2

We use cookies. Read the Privacy and Cookie Policy

2

В журнале «Аполлон» 1913 года появилась статья Н. Гумилева и С. Городецкого о новом течении в поэзии; в обеих статьях говорилось о том, что символизм умер и на смену ему идет новое направление, которое должно явиться достойным преемником своего достойного отца.
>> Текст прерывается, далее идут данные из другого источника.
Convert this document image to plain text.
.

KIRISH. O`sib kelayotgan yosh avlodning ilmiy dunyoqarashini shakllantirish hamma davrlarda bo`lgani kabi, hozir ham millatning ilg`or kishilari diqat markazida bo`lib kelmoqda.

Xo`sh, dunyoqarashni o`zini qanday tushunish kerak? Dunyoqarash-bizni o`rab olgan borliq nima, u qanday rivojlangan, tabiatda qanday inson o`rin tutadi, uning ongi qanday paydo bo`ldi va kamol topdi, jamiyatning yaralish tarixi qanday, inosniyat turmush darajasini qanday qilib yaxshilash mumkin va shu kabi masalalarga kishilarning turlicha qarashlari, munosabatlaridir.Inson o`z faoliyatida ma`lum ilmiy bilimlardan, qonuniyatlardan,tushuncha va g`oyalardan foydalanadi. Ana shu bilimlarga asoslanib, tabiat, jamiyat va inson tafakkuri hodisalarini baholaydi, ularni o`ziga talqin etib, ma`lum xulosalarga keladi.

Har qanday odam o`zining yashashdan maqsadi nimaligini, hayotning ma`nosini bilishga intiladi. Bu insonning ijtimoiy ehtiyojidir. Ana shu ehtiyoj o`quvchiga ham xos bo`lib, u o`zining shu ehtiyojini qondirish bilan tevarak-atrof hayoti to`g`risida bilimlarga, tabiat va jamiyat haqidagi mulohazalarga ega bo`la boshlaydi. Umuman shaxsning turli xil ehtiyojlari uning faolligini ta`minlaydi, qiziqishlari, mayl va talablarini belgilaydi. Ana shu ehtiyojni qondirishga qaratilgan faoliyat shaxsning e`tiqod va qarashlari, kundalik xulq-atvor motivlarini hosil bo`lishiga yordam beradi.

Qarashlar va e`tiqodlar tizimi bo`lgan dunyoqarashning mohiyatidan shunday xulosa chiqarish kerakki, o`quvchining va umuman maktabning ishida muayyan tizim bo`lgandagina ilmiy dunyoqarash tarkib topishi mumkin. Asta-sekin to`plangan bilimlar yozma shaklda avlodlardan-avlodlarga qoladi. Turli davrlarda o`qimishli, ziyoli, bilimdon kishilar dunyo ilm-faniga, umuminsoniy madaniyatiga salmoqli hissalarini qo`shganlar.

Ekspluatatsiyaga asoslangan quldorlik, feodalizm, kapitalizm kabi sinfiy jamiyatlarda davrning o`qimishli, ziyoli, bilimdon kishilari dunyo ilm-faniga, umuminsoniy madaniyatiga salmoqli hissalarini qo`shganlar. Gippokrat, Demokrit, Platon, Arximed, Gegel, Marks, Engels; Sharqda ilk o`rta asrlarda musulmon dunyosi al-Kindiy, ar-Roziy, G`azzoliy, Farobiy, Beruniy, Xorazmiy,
В статье Н. Гумилева на первой же странице указано, что «родоначальник всего символизма как школы – французский символизм» и что он «выдвинул на первый план чисто литературные задачи: свободный стих, более своеобразный и зыбкий слог, метафору и теорию соответствий». По-видимому, Н. Гумилев полагал, что русские тоже «выдвинули на первый план» какие-то «чисто литературные задачи», и даже склонен был отнестись к этому с некоторого рода одобрением. Вообще Н. Гумилев, как говорится, «спрыгнул с печки»; он принял Москву и Петербург за Париж, совершенно и мгновенно в этом тождестве убедился и начал громко и развязно, полусветским, полупрофессорским языком разговаривать с застенчивыми русскими литераторами о их «формальных достижениях», как принято теперь выражаться; кое за что он поощрял и похлопывал их по плечу, но больше порицал [3] . Большинство собеседников Н. Гумилева было занято мыслями совсем другого рода: в обществе чувствовалось страшное разложение, в воздухе пахло грозой, назревали какие-то большие события; поэтому Н. Гумилеву как-то и не возражали энергично, тем более что он никого совершенно не слушал, будучи убежден, например, в том, что русский и французский символизм имеют между собой что-то общее. Ему в голову не приходило, что никаких чисто «литературных» школ в России никогда не было, быть не могло, и долго еще, надо надеяться, не будет; что Россия – страна более молодая, чем Франция, что ее литература имеет свои традиции, что она тесно связана с общественностью, с философией, с публицистикой, короче говоря, Н. Гумилев пренебрег всем тем, что для русского дважды два – четыре. В частности, он не осведомился и о том, что литературное направление, которое по случайному совпадению носило то же греческое имя «символизм», что и французское литературное направление, было неразрывно связано с вопросами религии, философии и общественности; к тому времени оно действительно «закончило круг своего развития», но по причинам отнюдь не таким, какие рисовал себе Н. Гумилев.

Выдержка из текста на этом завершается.